De l’histoire à la légende

La Cité Royale de Loches, propriété du Conseil Départemental d’Indre-et-Loire, fait partie des sites emblématiques du Val de Loire et propose un parcours scénographique complet qui témoigne de la richesse de son histoire. Du donjon de l’an mil au logis médiéval, maquettes tactiles, animations vidéo et jalons sonores plongent le visiteur dans la vie de la Cité, à la rencontre de ses illustres occupants, parmi lesquels Agnès Sorel.

Renouveler l’image et la connaissance de la favorite en lui redonnant toute sa place dans l’histoire, c’est tout l’objet de l’exposition « Agnès Sorel : l’influenceuse » qui se tiendra du 9 avril au 6 novembre 2022 à la Cité Royale de Loches. Si le titre de cette exposition, volontairement accrocheur, résonne particulièrement aux jeunes oreilles du XXIe siècle, il témoigne d’une volonté double : évoquer l’influence d’Agnès Sorel sur la cour et questionner la notion d’image dans l’iconographie posthume de la favorite. Car malgré sa courte vie, la légende de la Dame de Beauté s’est forgée au fil des siècles, notamment à travers l’art et la littérature qui l’ont tantôt dépeinte comme une pécheresse sulfureuse, tantôt comme une sainte, à l’image de Jeanne d’Arc à laquelle on l’identifie.

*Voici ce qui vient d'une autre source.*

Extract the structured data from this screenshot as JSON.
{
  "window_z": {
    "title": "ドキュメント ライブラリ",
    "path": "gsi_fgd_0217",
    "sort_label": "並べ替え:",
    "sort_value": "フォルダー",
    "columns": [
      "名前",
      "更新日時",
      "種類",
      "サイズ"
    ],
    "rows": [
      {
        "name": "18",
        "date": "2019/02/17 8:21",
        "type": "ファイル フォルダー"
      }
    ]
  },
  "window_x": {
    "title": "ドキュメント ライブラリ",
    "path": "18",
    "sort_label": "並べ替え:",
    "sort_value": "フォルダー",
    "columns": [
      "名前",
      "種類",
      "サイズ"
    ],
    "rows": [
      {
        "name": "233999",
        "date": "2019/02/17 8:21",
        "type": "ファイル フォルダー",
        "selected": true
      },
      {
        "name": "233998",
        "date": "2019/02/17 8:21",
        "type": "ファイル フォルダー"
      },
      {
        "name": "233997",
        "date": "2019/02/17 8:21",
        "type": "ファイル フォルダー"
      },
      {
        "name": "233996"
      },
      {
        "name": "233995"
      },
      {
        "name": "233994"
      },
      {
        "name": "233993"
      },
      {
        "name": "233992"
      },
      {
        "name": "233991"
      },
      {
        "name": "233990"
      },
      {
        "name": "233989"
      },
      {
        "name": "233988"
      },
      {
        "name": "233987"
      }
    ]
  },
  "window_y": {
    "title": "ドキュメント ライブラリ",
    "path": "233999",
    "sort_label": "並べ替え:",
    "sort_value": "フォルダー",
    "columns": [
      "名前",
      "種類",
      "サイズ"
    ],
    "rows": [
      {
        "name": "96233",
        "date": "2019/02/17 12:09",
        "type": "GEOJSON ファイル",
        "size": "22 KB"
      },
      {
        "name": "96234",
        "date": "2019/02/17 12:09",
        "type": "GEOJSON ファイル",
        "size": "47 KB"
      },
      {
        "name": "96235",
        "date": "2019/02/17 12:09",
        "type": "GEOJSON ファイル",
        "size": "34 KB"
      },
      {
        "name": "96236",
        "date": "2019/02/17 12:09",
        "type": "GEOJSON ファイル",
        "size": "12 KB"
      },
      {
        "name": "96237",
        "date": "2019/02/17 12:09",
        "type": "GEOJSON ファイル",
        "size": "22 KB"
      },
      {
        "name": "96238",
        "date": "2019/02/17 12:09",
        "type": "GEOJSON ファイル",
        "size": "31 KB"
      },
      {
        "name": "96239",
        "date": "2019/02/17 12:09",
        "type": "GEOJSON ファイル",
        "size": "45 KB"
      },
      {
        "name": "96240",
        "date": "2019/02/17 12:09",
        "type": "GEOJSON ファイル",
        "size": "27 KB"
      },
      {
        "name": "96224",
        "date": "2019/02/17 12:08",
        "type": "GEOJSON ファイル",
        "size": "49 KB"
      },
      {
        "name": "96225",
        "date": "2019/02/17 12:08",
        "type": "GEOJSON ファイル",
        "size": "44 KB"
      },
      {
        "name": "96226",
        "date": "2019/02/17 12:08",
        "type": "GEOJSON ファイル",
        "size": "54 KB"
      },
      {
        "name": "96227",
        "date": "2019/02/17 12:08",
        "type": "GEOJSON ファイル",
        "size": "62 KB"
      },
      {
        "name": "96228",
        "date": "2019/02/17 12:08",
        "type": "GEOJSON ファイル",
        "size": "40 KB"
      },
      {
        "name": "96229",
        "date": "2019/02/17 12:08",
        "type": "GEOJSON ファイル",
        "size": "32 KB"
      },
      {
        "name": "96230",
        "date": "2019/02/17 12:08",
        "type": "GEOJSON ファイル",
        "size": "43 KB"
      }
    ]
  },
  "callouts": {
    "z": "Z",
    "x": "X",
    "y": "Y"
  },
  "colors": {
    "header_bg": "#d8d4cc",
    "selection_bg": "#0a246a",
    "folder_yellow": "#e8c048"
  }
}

Riche en peintures, sculptures, objets d’art, documents d’archives et pièces d’arts graphiques, l’exposition propose six thématiques qui passent en revue la formation d’Agnès Sorel, son entourage, son influence auprès du roi, ses résidences, les nouveaux usages qu’elle introduit à la cour et les résultats de l’étude paléopathologique menée sur ses ossements en 2005. Agrémentée de visites commentées, de conférences, d’ateliers pour les plus jeunes et même d’un escape game, l’exposition cherche à restituer le véritable visage d’Agnès Sorel. Celui d’une femme alliant la beauté à l’esprit et dont la personnalité et le savoir-vivre ont marqué la vie culturelle et politique du XVe siècle.